Scott Titshaw, a professor of law at Mercer Law School, views the administration’s decision to proceed with the cases as politically motivated rather legally based. He agrees with Crystal Williams’ assertion that, from a legal standpoint, simply holding the cases in abeyance – and therefore halting deportations -- would not violate DOMA. But he also believes the administration is trying to be consistent with its promise to continue enforcing the law. 

“It’s more of a political decision than something that they were constrained to do legally,” said Titshaw, who has been working on the cases of bi-national same-sex couples for about 15 years.

On this point, CIS spokesperson Bentley was perfectly clear.  

“We’re continuing to enforce the statute exactly as instructed by the president,” he told Equality Matters. “I see us following very closely as we always do the instructions of the commander in chief.”

And it’s that reality that has confounded Blesch, who describes himself as a “big Obama supporter.”

“I’m very pissed with him over this,” said Blesch, who is HIV-positive and in compromised health after experiencing heart problems and suffering several small strokes. “We feel he hasn’t shown leadership on this issue.”

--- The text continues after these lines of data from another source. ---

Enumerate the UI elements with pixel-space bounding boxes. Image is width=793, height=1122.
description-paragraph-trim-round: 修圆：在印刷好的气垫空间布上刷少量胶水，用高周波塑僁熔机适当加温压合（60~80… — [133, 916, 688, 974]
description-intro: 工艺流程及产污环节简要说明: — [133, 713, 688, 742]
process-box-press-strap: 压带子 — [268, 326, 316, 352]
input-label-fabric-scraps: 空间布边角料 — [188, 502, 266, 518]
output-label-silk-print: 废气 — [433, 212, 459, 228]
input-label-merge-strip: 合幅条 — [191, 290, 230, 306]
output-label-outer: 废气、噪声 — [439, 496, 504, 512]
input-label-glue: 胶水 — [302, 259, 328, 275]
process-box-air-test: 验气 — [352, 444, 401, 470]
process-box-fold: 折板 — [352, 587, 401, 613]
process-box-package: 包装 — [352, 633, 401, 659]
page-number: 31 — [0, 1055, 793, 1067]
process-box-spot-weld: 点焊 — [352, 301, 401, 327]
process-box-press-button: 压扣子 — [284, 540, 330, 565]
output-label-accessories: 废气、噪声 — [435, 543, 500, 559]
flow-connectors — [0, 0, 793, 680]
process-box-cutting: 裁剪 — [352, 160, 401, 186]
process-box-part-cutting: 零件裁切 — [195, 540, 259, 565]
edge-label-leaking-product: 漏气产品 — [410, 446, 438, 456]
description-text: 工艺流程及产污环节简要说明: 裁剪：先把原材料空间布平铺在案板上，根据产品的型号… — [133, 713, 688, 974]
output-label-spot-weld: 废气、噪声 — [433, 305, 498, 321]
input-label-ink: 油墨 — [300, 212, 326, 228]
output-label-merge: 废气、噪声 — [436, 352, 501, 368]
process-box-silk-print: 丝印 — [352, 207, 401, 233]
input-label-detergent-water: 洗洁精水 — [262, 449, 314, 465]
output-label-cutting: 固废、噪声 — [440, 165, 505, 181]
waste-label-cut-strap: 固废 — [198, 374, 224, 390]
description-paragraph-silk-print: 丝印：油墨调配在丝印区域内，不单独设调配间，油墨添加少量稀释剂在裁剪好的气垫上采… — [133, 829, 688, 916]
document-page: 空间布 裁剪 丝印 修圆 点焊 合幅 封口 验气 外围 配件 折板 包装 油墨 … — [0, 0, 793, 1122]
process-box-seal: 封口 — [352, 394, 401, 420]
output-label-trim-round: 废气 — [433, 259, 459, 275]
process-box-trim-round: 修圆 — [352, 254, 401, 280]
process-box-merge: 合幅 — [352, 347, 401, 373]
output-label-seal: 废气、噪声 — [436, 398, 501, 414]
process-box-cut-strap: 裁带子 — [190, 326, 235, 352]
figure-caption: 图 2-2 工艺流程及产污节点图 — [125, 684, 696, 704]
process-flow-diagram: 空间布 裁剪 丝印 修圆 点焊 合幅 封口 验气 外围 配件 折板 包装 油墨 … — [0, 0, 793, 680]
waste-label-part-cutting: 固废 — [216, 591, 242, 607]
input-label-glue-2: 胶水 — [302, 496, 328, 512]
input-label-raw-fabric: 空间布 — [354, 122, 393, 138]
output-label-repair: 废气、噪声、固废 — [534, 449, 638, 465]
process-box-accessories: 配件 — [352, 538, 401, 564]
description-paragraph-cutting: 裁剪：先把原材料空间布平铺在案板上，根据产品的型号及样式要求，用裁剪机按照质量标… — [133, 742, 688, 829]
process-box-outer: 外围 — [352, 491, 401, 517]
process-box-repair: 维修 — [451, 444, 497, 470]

Blesch, 70, and Smulian, 65, were lawfully wed in South Africa, a marriage recognized by New York State where they live in Long Island for six months at a time. That’s when Smulian’s visitor visa runs out and he must leave the country. The couple has played by the U.S. government's rules for 12 years now, spending 6 months in the U.S. and six months out (typically in Canada or South Africa, Smulian's country of origin). But Blesch’s health conditions are making it increasingly difficult to travel, and Smulian serves as his main caregiver.

The most recent developments have made their situation particularly precarious. Smulian, who must leave again in July, has always told border control officials upon entry into the country that he is here on a visitor’s visa and does not intend to stay. But now, the I-130 petition will serve as written confirmation of his desire to remain in the country, which might preclude him from gaining reentrance.

“So we’re in a dangerous position that we’ve never been in before,” said Blesch.